Post

Still a Bad Thing: How Crony Capitalism Distorts Markets and Harms American Entrepreneurship

By James Pethokoukis

AEIdeas

January 13, 2017

Vox’s Jim Tankersley adds some empirical evidence to what should be instinctively obvious and commonsensical: Having politicians bully companies — say, via Twitter — is bad economics. You want companies making decisions based on what will allow them to innovate and expand based on satisfying customers, not on what will keep Washington off their backs. (I wrote a The Week column on this very subject.)

February 17, 2016. REUTERS/Daniel Becerril.

February 17, 2016. REUTERS/Daniel Becerril.

Tankersley:

One big worry is that such aggressive — and unpredictable — presidential intervention can change how corporate leaders think. There’s an argument that this can be good, which my former colleague Steven Pearlstein has made in his Washington Post column: Trump might be blowing up an inefficient norm of American business, one that prizes offshoring production even when it might be better to make things in the United States.

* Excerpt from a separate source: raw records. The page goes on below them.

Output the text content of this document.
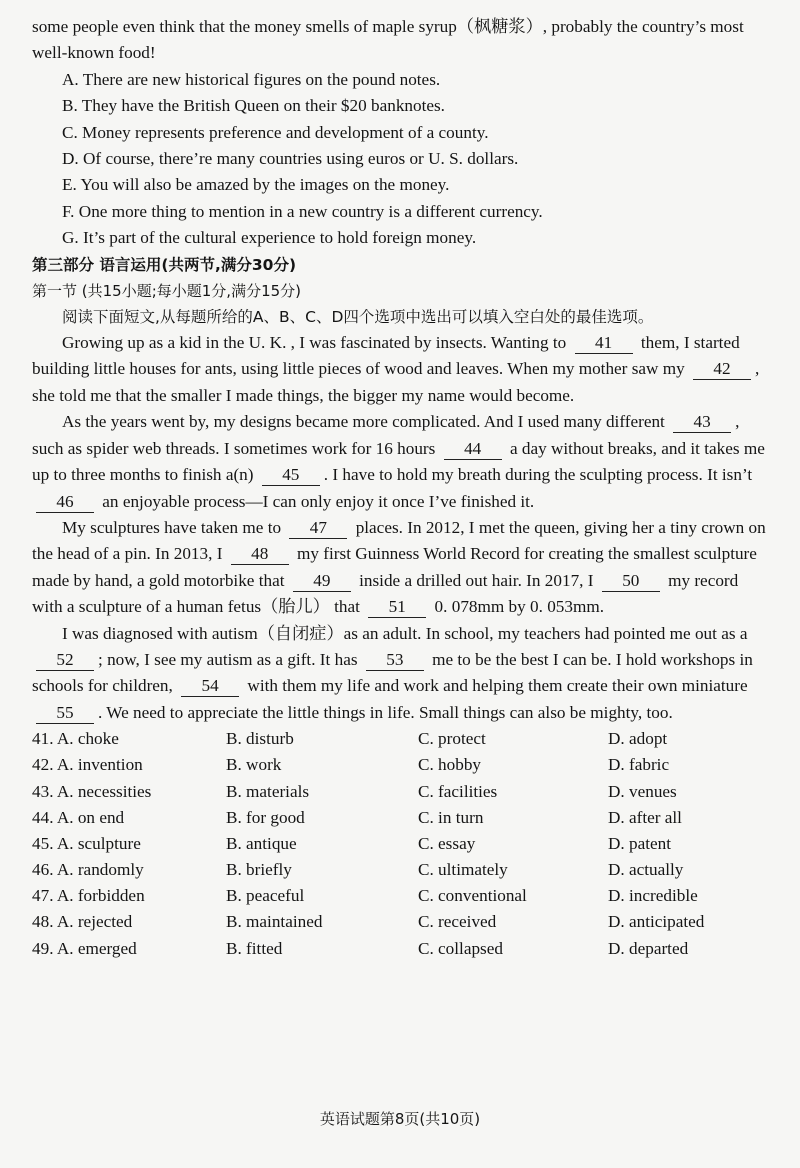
some people even think that the money smells of maple syrup（枫糖浆）, probably the country’s most well-known food!

A. There are new historical figures on the pound notes.

B. They have the British Queen on their $20 banknotes.

C. Money represents preference and development of a county.

D. Of course, there’re many countries using euros or U. S. dollars.

E. You will also be amazed by the images on the money.

F. One more thing to mention in a new country is a different currency.

G. It’s part of the cultural experience to hold foreign money.

第三部分 语言运用(共两节,满分30分)

第一节 (共15小题;每小题1分,满分15分)

阅读下面短文,从每题所给的A、B、C、D四个选项中选出可以填入空白处的最佳选项。

Growing up as a kid in the U. K. , I was fascinated by insects. Wanting to 41 them, I started building little houses for ants, using little pieces of wood and leaves. When my mother saw my 42 , she told me that the smaller I made things, the bigger my name would become.

As the years went by, my designs became more complicated. And I used many different 43 , such as spider web threads. I sometimes work for 16 hours 44 a day without breaks, and it takes me up to three months to finish a(n) 45 . I have to hold my breath during the sculpting process. It isn’t 46 an enjoyable process—I can only enjoy it once I’ve finished it.

My sculptures have taken me to 47 places. In 2012, I met the queen, giving her a tiny crown on the head of a pin. In 2013, I 48 my first Guinness World Record for creating the smallest sculpture made by hand, a gold motorbike that 49 inside a drilled out hair. In 2017, I 50 my record with a sculpture of a human fetus（胎儿） that 51 0. 078mm by 0. 053mm.

I was diagnosed with autism（自闭症）as an adult. In school, my teachers had pointed me out as a 52 ; now, I see my autism as a gift. It has 53 me to be the best I can be. I hold workshops in schools for children, 54 with them my life and work and helping them create their own miniature 55 . We need to appreciate the little things in life. Small things can also be mighty, too.

41. A. choke	B. disturb	C. protect	D. adopt
42. A. invention	B. work	C. hobby	D. fabric
43. A. necessities	B. materials	C. facilities	D. venues
44. A. on end	B. for good	C. in turn	D. after all
45. A. sculpture	B. antique	C. essay	D. patent
46. A. randomly	B. briefly	C. ultimately	D. actually
47. A. forbidden	B. peaceful	C. conventional	D. incredible
48. A. rejected	B. maintained	C. received	D. anticipated
49. A. emerged	B. fitted	C. collapsed	D. departed
英语试题第8页(共10页)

Many economists fear a more troubling likelihood: that companies will focus less on serving their customers and more on keeping the Trump administration happy. Four of them — Tarek Hasssan of the University of Chicago, Stephan Hollander and Laurence van Lent of Tilburg University, and Ahmed Tahoun of London Business School — recently produced a working paper that scoured years of corporate earnings calls to tease out the effects of government-induced risks on corporate behavior. They found that those risks were associated with lower investment and less hiring.

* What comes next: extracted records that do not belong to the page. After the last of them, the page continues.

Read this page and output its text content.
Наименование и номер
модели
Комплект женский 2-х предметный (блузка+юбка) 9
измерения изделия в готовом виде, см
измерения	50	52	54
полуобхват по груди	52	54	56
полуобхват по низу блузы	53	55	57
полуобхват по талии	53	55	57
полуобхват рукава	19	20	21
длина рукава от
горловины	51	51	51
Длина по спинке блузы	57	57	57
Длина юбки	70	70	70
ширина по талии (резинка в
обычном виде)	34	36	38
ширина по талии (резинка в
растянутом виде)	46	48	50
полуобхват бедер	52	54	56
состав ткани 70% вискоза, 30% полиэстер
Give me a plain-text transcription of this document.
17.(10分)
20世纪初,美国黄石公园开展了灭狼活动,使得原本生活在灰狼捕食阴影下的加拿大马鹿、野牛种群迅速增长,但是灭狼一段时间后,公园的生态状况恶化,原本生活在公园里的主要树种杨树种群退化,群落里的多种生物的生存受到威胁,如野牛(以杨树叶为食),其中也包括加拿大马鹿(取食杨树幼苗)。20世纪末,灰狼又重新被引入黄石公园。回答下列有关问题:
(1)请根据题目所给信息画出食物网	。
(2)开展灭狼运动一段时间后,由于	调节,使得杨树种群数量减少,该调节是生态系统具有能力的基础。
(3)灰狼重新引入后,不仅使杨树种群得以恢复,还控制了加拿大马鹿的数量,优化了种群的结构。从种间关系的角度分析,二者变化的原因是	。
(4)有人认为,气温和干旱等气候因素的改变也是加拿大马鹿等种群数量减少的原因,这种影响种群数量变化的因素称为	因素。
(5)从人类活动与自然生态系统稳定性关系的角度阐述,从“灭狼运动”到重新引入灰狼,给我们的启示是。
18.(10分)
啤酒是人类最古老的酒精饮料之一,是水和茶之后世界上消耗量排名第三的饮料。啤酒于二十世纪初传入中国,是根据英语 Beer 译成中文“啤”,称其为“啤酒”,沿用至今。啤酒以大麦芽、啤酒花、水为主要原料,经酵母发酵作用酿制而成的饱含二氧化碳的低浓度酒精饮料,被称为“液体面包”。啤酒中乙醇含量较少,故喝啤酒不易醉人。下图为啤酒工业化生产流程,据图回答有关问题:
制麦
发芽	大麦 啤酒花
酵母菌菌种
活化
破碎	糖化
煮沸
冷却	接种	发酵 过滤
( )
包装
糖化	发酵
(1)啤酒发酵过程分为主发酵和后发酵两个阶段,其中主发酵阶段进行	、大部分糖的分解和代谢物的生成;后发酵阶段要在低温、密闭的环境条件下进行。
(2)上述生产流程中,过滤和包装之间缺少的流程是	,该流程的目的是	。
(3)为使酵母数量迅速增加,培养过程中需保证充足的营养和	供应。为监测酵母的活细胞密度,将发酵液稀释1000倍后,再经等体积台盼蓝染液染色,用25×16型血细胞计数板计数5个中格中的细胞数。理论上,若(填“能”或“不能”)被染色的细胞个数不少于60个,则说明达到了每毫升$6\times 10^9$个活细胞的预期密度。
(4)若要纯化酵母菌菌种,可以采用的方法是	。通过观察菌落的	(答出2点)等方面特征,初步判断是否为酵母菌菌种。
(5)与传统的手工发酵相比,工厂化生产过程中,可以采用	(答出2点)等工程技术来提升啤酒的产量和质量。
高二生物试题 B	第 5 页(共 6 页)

They also found that big companies responded to increased risks by spending more, the following quarter, on lobbying. “You might say that large firms are in a position to manage this risk, by influencing the political process, where small firms aren’t,” Hassan said in an interview. “We need to think about whether we’re comfortable with that.”

If you work for one of those big companies, and that company has managed to stay in the president’s good graces, you’re probably more likely to approve of that approach. It’s trickier for small business owners, and trickier still for any entrepreneur who dreams of disrupting one of the big kids someday. This is a market distortion, where some companies are favored for no economically efficient reason.

Do we really want to give big incumbent companies yet another advantage over startups and smaller rivals?